President Biden convened a virtual climate-change summit with other world leaders on Thursday and kicked things off with an ambitious pledge. Biden said the US would cut greenhouse gas emissions in half by 2030 when compared to 2005 levels. In a stark contrast to the views of predecessor Donald Trump, Biden called climate change the "existential crisis of our times," per the Washington Post.
- Just how ambitious is Biden's goal? Axios notes one estimate that the US is currently on track to reduce emissions by 12% before the end of the decade, meaning substantial new policies would have to be enacted to reach his target of 50% to 52%. The shift from fossil fuels to newer forms of energy would have to be greatly accelerated.
- The president can expect friction from Republicans in Congress over the new goal. GOP Sen. John Barrasso of Wyoming accused Biden of "unilaterally committing America to a drastic and damaging emissions pledge" that would damage the US economy, per the New York Times. However, Politico lays out how the Biden White House thinks it can achieve the goal even if Congress balks.
- Other world leaders were supportive. Germany's Angela Merkel said she was "delighted" to see the US taking a leadership role again in the climate fight, per the Post. Italian Prime Minister Mario Draghi called Biden's position a "complete change" in attitude compared to Trump's. Canada and Japan were among the nations to join the US in substantially ramping up their goals on emissions.
- China's Xi Jinping also spoke, and while he didn't increase his nation's goals, he restated China's pledge to max out on emissions by 2030 and achieve carbon neutrality by 2060. "To protect the environment is to protect productivity, and to boost the environment is to boost productivity. It's as simple as that," Xi said, per the AP. Russia's Vladimir Putin similarly restated his country's promise to slash emissions by 2050, and he said the climate fight "should certainly unite the efforts of the international community as a whole." Neither leader mentioned ongoing diplomatic friction with the US.

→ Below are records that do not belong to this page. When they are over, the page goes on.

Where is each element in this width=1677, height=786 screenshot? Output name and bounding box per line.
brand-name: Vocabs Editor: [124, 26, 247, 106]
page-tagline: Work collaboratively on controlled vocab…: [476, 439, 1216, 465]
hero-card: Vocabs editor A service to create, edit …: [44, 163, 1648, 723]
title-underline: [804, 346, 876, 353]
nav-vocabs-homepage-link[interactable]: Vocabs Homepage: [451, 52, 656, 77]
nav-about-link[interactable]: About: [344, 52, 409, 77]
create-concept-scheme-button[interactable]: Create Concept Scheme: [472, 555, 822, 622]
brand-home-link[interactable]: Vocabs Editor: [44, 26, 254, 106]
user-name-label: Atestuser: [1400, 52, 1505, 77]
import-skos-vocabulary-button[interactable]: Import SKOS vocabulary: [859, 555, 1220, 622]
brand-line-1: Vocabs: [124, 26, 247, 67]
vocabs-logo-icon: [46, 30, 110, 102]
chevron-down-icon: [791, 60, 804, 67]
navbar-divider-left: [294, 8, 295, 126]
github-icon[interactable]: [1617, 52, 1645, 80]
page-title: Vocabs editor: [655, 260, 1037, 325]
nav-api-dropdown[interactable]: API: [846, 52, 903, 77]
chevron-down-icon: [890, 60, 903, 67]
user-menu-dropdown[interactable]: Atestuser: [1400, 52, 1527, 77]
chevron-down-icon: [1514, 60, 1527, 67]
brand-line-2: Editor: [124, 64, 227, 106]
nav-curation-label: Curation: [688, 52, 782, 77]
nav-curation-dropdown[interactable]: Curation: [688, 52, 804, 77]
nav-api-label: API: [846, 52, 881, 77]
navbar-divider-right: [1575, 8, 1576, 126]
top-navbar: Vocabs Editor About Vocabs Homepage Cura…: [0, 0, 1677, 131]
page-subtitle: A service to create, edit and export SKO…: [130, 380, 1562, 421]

- While China's Xi was diplomatic, a government spokesman was more critical of the US return to the fold on climate issues, particularly the Paris Agreement. "Its return is by no means a glorious comeback but rather the student playing truant getting back to class," said Zhao Lijian, per USA Today. Biden, he added, still must provide details on how he plans "to make up for the lost four years."
- While Biden can expect opposition from Republicans who think he's moving too far left on climate policies, a separate story in USA Today notes that liberals and progressives don't think he's being aggressive enough. "The urgency of this crisis demands action," said Democratic Rep. Jared Huffman of California, one of the co-sponsors of the Green New Deal. "Winning slowly is the same thing as losing."